I was in a few political protests while I was in Minneapolis.  I remember one time I got dressed up as zombie Ronald Macdonald.  There were a whole lot of police on the streets that day, and I remember walking past all those police officers waving at them and then rubbing my belly like I had a really nasty bellyache.  I loved watching their faces go from deadly serious, to cracking up with laughter.

Another time I made a puppet that resembled a local reporter in Minneapolis, and confronted her with it while she was interviewing me in the street.  Suddenly the reporter was face to face with a smaller version of herself and asking herself the same stupid question she asked me the previous occasion.  I still remember how the camera man was cracking up.   My puppet did end up on TV that night, although only in the background as the reporters ‘explained’ what the protest was about.

I moved back to St Louis 16 years ago, and since then I have found myself only going to one protest a year; the Martin Luther King day March.  Often at that march I see kids from the schools where I work,  and they are always excited to see the big Obama puppet.

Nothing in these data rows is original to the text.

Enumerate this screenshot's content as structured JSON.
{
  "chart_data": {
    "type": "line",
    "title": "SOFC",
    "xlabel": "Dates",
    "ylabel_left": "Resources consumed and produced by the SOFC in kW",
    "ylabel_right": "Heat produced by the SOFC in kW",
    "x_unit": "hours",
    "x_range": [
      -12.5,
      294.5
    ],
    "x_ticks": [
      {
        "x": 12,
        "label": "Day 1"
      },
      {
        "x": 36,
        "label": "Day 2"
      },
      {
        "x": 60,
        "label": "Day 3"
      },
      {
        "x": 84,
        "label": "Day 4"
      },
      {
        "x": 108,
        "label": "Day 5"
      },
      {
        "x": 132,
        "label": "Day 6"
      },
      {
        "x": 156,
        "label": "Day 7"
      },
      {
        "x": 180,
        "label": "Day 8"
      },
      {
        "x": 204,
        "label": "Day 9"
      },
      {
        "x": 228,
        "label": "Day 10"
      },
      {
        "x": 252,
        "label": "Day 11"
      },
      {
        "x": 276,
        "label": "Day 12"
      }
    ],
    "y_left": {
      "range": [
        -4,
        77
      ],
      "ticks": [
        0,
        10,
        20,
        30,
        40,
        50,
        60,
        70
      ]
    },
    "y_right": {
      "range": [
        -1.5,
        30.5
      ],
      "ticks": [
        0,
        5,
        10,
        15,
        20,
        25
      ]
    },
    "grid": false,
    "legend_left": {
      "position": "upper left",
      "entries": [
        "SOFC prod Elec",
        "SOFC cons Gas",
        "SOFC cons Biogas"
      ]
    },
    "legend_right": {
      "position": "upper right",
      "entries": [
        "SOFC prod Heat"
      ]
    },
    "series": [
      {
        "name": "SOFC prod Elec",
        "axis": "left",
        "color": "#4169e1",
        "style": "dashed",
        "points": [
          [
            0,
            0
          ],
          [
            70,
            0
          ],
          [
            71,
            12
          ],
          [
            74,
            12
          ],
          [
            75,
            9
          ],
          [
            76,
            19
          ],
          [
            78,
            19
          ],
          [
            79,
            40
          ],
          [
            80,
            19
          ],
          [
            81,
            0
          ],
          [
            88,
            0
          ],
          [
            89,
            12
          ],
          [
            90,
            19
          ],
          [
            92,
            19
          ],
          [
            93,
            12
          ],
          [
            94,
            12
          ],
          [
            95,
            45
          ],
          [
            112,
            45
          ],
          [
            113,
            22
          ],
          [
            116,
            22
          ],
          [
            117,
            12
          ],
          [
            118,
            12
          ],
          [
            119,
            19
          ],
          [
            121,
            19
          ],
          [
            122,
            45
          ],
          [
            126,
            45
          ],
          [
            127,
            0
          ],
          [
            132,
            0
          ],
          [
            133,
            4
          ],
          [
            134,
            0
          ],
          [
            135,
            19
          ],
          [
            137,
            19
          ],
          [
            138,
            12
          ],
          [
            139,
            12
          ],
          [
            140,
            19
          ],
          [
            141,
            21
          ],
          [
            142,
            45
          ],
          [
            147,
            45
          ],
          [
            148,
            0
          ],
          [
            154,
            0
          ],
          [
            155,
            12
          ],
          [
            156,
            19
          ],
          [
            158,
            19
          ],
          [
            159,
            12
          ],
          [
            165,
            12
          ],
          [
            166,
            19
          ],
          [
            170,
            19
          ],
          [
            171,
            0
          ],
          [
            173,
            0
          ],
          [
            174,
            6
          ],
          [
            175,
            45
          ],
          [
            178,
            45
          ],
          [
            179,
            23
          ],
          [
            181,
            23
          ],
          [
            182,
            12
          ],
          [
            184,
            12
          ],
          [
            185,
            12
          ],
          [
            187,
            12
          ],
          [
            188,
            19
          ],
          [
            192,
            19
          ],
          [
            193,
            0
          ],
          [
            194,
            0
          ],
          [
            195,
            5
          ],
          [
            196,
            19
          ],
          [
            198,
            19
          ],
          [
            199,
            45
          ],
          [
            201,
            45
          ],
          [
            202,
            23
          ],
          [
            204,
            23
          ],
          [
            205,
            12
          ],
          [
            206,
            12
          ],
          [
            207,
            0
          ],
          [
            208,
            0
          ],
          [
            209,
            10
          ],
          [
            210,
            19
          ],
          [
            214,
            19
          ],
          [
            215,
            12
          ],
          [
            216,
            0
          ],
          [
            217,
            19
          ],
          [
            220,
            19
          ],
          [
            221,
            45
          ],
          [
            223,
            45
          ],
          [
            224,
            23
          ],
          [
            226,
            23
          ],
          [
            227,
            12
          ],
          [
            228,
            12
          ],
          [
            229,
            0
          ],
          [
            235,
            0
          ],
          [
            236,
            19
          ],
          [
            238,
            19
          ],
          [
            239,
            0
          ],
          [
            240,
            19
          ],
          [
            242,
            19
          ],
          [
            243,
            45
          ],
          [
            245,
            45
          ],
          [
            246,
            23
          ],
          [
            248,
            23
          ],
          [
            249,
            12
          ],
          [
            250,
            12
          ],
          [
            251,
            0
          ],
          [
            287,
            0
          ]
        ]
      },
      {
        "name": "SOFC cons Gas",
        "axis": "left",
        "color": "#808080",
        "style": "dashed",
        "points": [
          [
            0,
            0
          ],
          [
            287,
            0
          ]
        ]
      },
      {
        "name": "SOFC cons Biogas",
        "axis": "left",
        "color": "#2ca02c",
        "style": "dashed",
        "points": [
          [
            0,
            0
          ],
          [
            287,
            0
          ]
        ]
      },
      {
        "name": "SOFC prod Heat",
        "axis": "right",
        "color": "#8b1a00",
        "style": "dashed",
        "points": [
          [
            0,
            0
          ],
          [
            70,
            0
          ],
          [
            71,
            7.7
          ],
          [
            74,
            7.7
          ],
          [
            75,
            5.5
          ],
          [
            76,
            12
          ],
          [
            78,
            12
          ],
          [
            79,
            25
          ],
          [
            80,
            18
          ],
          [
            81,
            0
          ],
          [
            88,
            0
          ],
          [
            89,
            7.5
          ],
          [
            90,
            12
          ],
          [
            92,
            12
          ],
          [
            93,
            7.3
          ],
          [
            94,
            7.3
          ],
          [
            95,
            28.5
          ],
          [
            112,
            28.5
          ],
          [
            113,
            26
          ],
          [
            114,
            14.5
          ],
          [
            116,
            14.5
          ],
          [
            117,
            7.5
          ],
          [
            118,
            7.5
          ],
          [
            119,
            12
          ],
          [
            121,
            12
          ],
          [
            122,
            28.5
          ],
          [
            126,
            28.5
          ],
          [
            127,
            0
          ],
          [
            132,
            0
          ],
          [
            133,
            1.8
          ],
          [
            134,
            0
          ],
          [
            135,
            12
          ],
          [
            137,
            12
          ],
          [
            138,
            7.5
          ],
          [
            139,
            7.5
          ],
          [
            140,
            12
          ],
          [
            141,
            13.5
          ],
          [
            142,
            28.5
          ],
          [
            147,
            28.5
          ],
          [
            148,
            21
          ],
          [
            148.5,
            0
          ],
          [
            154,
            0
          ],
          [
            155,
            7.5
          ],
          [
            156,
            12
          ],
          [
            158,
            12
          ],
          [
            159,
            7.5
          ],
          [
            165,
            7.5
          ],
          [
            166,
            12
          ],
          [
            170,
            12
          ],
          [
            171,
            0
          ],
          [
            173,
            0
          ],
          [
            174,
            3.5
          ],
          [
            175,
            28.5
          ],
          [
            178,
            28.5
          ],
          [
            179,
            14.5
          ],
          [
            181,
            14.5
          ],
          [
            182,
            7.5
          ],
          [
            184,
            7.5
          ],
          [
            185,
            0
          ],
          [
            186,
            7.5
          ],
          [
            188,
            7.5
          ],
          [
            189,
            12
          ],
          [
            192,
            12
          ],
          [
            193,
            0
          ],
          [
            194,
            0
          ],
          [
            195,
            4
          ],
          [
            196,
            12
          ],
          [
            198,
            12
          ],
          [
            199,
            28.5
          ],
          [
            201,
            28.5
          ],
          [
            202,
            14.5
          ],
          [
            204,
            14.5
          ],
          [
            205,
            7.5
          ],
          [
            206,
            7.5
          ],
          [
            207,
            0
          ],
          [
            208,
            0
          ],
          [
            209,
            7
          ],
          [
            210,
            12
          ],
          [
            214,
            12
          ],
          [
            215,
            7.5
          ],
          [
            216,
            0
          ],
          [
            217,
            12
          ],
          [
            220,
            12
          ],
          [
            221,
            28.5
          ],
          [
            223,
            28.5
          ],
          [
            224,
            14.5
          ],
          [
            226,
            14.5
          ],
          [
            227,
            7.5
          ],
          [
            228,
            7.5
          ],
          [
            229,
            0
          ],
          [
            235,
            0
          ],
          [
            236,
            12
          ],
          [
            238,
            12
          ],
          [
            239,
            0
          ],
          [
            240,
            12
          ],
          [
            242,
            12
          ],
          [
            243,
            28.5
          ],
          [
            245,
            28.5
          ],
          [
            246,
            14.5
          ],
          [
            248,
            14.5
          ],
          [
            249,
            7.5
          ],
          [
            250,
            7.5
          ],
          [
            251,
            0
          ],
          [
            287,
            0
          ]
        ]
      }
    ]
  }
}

I have always liked doing street theater.  Busking is fun, but is a lot of work for a small amount of money. I think protesting with your puppet is pretty much the same thing as busking.  You say the same basic thing over and over again to people as they walk past.  It is a lot of fun really, and I definitely feel that I am ready to start doing it again.

Anyway, what I have been trying to say is that I have made a new puppet.  I hope you like it.  I hope you think it is tremendous.


Size Matters


My newest puppet is a six foot tall dog that can actually bounce around while chasing a mouse.  Funny thing is how this huge puppet reminds me of a funny little puppet I made long ago, made from a paper cup.

Imagine that the paper cup is  upside down.  Put a hole in the end of the cup and insert a rod, with a puppet head on the other end.  The paper cup can wear a body made of fabric with arms that hang limply at their sides.  With your hand inside the cup, you can twist the stick and make the head turn. If you turn your wrist you can make the body turn, and the arms will flop about in a funny way.  These were some of my first puppets, and audiences seemed to really enjoy how silly they were.  Audiences enjoyed these puppets so much I decided to make a series of 7 of these puppets for my next show.  That next show was a flop.

You see, the first puppets I made were made from smaller cups and were too small for larger audiences.  So I doubled the size of the cup, and increased the size of the head to match.  But the hands and arms now were too heavy, and now they did not flop about.  Without movement of the arms the puppets seemed un-lifelike and did not resonate with audiences as much as their smaller cousins.  This made me really think seriously about the size of the puppets I was making.

Most people just assume that all puppets are small, but this isn’t true .  It’s true that smaller puppets move in different ways, but puppets can be huge.  The largest puppet I ever made was only 9 feet tall, but I have seen a number of much larger puppets, even as tall as 17 feet.  The problem is that those bigger puppets don’t move around much and it takes a lot of puppeteers to use them.

My latest puppet is only 6 feet tall, but I find it remarkable how much it can move around.  It actually bounces around not unlike that old little paper cup puppet I made long ago, and it requires only one puppeteer.  The secret to getting such good action is a pool noodle armature inside the arms.  Pool noodles are easily replaceable, lightweight and naturally bouncy.  This puppet is a dog that will be able to chase after a Mouse, or even my son dressed up as a cat.  The mouse is a hand puppet.

If I want to operate two puppets at the same time I find I am limited to something about the size of a hand puppet.  That means about 2 feet tall.  But I am always looking for new ways to push the envelope, and allow puppets of different sizes to interact.